A queste latitudini, la campagna elettorale è come se fosse non pervenuta. Non interessa, semplicemente, anche se ci sarebbe ancora tempo per informarsi, farsi un’idea, discutere. E poi decidere. Si oscilla tra la voglia dispersa da qualche parte di provare a contare ancora e chi ha già deciso: i seggi non mi avranno. «Scelgono loro… io no» dice un altro, finché non si presenta un ragazzo dall’aspetto impegnato. «Sceglierò il meno peggio, non votare non è la soluzione» spiega. Insomma, c’è chi tenterà di restare sul pezzo, seguendo la giostra impazzita del voto, e chi ha già disattivato le antenne. «Auguro a tutti di cambiare Paese» spiega un altro intervistato, che poi accenna a una spiegazione. «I partiti nutrono un sacco di false speranze». Il dibattito sui social non manca e più di uno fa notare che «è inutile che ci fanno votare, se poi ogni volta mettono un governo tecnico…».
Come leggere questa grande disillusione? Come giustificare l’avvio anticipato dell’autunno dello scontento (giovanile)? «Ce stanno a fa’ morire di fame» sintetizza l’ultima voce. Secondo Lorenzo Pregliasco, esperto di comunicazione “la politica fa molta fatica a connettersi coi giovani, non da oggi”. Con l’affluenza attesa a livelli più bassi della precedente tornata, è praticamente certo che l’astensione sarà il primo partito: un conto è calcolare in valore assoluto il 30% sugli aventi diritto, un altro è farlo, sia pur con lo stesso 30%, sul totale dei voti validi, che è più basso. Il nodo da sciogliere è quello che gli addetti ai lavori chiamano “l’ecosistema informativo fluido”. Per l’esperto “i nostri giovani non hanno, per la maggioranza, convinzioni forti e vivono dentro un palinsesto in cui tutto finisce per intrecciarsi…

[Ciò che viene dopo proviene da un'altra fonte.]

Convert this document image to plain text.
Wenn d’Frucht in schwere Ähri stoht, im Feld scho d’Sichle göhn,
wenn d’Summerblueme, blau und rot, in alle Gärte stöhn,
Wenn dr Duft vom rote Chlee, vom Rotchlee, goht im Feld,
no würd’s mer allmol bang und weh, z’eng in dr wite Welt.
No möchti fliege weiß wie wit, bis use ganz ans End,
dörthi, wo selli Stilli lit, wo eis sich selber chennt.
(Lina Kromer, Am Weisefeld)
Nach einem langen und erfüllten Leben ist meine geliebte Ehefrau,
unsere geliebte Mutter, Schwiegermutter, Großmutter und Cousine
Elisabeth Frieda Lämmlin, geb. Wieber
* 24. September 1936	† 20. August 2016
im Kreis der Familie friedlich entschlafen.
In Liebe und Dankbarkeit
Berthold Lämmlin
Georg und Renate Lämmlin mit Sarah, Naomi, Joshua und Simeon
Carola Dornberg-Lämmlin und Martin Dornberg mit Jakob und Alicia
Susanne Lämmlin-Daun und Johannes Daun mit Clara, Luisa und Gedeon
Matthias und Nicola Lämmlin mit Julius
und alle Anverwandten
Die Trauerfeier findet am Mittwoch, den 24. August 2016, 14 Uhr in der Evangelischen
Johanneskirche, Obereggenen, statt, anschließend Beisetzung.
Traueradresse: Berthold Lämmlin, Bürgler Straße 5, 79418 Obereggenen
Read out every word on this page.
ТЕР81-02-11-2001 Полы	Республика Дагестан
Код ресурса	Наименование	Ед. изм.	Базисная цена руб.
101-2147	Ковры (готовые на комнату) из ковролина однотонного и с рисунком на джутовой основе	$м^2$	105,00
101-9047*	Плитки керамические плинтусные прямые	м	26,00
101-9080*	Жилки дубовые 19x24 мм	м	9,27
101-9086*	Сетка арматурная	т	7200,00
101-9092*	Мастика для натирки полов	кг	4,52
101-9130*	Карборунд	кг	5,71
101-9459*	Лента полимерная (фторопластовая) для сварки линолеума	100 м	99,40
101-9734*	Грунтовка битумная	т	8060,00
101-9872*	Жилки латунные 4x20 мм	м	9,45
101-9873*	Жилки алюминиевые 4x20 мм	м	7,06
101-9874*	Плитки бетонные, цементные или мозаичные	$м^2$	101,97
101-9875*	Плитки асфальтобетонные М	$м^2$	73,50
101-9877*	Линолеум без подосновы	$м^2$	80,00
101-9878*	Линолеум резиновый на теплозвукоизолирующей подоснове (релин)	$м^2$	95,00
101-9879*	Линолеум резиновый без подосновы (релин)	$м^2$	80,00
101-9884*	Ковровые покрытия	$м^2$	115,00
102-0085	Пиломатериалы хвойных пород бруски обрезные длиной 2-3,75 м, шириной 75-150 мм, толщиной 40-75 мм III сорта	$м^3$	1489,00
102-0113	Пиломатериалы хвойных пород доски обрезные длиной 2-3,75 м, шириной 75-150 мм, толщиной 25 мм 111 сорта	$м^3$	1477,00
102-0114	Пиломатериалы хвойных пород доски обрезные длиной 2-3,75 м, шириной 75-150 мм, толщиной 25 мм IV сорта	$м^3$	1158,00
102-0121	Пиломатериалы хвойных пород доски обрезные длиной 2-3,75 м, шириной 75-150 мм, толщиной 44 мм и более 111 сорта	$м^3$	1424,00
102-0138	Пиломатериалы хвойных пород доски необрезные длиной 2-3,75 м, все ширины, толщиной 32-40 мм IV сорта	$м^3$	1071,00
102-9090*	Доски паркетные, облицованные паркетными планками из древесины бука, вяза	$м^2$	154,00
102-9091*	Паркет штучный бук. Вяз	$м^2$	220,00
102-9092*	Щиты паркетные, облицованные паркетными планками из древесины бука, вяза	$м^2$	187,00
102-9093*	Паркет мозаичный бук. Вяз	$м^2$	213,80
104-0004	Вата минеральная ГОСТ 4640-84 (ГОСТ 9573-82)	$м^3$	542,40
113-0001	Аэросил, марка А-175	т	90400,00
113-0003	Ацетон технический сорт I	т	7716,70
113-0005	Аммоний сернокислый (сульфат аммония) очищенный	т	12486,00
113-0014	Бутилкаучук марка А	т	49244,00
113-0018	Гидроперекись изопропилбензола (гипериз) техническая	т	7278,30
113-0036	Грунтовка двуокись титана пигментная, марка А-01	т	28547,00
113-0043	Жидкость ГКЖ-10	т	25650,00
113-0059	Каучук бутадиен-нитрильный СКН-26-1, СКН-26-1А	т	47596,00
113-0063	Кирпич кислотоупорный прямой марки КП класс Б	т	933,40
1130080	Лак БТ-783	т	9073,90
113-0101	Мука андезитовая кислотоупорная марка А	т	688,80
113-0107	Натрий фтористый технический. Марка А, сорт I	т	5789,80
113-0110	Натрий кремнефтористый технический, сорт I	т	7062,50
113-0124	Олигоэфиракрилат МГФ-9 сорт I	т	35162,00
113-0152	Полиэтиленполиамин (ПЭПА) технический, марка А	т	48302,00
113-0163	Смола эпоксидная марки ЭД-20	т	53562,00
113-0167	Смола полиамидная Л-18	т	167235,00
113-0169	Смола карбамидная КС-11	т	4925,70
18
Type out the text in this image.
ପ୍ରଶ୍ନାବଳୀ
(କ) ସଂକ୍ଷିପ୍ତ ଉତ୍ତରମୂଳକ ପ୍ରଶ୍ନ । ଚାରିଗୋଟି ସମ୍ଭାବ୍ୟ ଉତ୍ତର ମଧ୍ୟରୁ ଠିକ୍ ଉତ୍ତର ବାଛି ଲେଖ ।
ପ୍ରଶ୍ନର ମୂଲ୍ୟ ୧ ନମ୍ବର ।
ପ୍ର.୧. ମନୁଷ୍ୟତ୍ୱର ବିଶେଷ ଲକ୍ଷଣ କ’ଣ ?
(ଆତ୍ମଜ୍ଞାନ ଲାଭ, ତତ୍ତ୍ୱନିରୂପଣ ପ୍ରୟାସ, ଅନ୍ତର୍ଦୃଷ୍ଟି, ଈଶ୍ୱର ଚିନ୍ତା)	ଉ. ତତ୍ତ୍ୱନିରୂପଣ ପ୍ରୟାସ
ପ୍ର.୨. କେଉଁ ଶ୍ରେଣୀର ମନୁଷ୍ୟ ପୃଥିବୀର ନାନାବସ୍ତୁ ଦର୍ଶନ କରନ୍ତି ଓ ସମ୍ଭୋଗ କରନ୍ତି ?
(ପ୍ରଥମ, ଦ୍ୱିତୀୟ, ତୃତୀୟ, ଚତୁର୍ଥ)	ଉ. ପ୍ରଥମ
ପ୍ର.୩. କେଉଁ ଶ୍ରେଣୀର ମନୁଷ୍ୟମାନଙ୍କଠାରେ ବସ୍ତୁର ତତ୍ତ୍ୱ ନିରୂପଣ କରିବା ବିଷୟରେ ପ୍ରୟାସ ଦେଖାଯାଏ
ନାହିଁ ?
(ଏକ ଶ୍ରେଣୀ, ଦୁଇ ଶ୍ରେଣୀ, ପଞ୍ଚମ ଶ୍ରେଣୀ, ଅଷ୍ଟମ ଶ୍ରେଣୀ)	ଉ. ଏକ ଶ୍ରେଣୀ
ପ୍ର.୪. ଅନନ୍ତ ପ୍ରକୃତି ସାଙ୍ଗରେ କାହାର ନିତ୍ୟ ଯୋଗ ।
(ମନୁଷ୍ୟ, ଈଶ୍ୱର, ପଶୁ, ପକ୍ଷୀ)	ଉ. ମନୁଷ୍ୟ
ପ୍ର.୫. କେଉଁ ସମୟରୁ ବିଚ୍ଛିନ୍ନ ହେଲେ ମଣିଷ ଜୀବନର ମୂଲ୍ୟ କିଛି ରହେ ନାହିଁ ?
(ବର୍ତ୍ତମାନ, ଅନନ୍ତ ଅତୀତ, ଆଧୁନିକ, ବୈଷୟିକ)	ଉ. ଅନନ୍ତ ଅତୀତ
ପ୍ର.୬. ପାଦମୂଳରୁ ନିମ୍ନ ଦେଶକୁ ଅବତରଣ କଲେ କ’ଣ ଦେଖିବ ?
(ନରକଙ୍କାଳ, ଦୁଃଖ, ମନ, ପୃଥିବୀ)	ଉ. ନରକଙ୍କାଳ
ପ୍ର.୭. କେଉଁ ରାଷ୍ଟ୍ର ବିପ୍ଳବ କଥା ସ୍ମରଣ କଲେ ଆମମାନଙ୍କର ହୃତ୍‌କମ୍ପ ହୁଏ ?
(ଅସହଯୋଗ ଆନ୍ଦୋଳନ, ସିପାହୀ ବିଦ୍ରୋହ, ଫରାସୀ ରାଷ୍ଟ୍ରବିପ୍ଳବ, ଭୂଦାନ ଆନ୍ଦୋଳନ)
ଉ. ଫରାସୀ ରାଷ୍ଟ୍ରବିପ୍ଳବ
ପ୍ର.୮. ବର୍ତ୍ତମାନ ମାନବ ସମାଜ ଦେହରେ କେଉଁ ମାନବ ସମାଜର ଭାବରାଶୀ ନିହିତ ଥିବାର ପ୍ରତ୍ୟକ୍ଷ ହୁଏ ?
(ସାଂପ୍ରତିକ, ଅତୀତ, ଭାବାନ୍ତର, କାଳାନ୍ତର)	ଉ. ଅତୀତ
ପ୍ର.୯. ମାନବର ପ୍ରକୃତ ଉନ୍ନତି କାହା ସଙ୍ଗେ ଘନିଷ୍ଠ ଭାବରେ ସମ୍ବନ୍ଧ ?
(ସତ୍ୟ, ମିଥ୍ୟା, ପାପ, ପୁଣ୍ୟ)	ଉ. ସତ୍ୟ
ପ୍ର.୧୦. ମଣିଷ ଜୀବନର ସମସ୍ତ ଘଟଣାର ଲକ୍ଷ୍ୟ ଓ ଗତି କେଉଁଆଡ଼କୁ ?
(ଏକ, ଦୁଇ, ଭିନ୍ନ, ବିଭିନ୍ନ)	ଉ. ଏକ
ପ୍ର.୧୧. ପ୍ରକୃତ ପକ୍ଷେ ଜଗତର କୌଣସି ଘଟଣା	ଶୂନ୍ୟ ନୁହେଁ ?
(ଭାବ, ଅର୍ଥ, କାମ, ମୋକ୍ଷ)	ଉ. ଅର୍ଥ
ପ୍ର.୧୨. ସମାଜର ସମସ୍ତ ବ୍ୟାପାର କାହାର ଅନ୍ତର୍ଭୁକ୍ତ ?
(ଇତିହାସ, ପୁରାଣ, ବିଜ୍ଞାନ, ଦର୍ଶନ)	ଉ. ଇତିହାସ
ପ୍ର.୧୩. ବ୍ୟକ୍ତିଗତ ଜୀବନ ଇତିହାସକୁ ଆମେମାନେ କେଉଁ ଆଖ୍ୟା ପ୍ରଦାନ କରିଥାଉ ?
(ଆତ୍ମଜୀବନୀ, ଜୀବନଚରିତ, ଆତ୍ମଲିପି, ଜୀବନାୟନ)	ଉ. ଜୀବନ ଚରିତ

Poi c’è l’elemento familiare, che pesa in modo diverso rispetto al passato, perché c’è chi guarda alla politica attraverso le lenti dei giovani: a volte sono madri e padri a seguire i figli influencer. «Per la generazione Z, la partecipazione politica è legata a singole issue, a singoli temi, un po’ come avviene come nei consumi culturali. Siamo alla politica on demand, con un 10% di elettori, anche tra i più giovani, che deciderà cosa fare all’ultimo momento». Voto last minute e grande volatilità, con giravolte possibili sulle scelte dei partiti, saranno dunque l’altro aspetto determinante. «Sul voto di settembre c’è grande indecisione… Leggo da uno studio della Luiss che “i giovani costituiscono circa un terzo di coloro che sono incerti su chi votare”. D’altra parte la campagna elettorale non è ancora entrata nei temi a loro cari, come il lavoro, il caro energia, l’università, l’Erasmus. “Ho comunque la sensazione e il timore – dice l’autore dello studio – che l’astensione giovanile sarà maggiore di quella degli adulti. Sono molto pochi i ragazzi interessati alla politica fatta dai partiti, eppure sono tanti coloro che fanno volontariato e svolgono attività di impegno civico. La politica non riesce più parlare ai giovani e infatti solo l’1% di loro è iscritto a un partito”.
Quanto al voto che i giovani e i giovanissimi esprimeranno, se lo esprimeranno, il prossimo 25 settembre, è buio assoluto. Al momento prevalgono chiacchiere e si sommano preferenze in continua evoluzione, spesso condite con un misto di curiosità e diffidenza nei confronti della politica e dei suoi simboli: simboli di un mondo che i giovanissimi continuano a sentire lontano, non loro e neppure avvicinabile.